If $U$ is a uniform random variable on $[0,1]$, what is the distribution of the random variable $X=[nU]$, where $[t]$ denotes the greatest integer less than or equal to $t$?
I've tried searching around for the solution but to no avail. I'm not really sure how to do this question and any help would be much appreciated.
On
First note that $nU\sim U(0,n)$ and the probability that this intermediate random variable falls within a bin of length 1 is $\frac1n$. Taking floors discretises the variable into such bins; there are $\lfloor n\rfloor$ length-1 bins and one last bin of length $n-\lfloor n\rfloor$. Thus $\lfloor nU\rfloor$ is a discrete random variable supported on $[0,\lfloor n\rfloor]$ with distribution $$P(\lfloor nU\rfloor=x)=\begin{cases}\frac1n&0\le x<\lfloor n\rfloor\\\frac{n-\lfloor n\rfloor}n&x=\lfloor n\rfloor\end{cases}$$ In particular, if $n$ is a natural number this reduces to a discrete $U(0,n-1)$ distribution (both bounds inclusive).

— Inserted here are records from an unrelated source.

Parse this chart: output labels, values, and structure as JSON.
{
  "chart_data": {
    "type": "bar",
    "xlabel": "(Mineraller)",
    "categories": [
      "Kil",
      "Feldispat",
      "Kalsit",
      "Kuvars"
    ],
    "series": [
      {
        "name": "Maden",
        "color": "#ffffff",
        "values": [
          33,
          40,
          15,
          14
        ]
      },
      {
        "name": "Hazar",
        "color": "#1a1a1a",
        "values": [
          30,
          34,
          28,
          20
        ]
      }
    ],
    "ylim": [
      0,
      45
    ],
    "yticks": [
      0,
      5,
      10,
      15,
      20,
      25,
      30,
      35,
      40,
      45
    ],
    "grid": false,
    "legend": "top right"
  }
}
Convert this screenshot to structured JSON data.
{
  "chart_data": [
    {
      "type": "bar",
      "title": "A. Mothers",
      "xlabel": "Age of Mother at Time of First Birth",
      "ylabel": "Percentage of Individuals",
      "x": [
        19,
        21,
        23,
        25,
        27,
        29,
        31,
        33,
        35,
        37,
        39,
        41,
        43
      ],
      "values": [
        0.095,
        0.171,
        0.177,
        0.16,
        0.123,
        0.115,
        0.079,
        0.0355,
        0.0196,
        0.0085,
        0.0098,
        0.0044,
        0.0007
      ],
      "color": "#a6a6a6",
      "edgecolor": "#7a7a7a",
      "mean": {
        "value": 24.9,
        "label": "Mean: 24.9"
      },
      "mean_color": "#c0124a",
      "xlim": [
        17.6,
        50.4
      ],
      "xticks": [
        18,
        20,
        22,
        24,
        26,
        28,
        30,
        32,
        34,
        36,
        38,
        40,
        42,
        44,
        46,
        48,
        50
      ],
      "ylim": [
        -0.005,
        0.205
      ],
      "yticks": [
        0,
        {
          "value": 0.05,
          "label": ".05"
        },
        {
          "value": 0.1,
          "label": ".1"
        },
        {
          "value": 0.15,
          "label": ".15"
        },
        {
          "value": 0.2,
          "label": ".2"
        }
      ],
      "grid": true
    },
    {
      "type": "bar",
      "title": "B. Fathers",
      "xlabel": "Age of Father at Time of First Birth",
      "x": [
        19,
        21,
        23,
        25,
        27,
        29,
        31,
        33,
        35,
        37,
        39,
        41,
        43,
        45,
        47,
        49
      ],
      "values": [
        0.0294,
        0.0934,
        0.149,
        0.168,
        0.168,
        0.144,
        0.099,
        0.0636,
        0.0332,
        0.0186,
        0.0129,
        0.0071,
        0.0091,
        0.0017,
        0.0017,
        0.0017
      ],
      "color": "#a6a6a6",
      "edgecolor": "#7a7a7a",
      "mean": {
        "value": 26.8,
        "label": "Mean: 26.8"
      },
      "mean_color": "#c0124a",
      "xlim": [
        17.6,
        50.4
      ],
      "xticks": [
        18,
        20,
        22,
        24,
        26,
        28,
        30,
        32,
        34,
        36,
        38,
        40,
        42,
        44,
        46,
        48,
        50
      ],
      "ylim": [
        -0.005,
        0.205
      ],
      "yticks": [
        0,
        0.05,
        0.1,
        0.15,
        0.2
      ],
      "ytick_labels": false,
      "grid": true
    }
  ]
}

Let $n=2.$ Then $[2U]=0$ when $0 \le U < 1/2$ and $[2U]=1$ when $1/2\le U < 1.$
($[2U]=2$ for $U=1,$ but $P(U=1)=0,$ so this case doesn't matter.)
So, since $U$ has an equal chance of being in $[0,1/2)$ as $(1/2,1),$ $[2U]$ has a $1/2$ probability of being zero and a $1/2$ probability of being one.
Now try it for $n=3$ and generalize.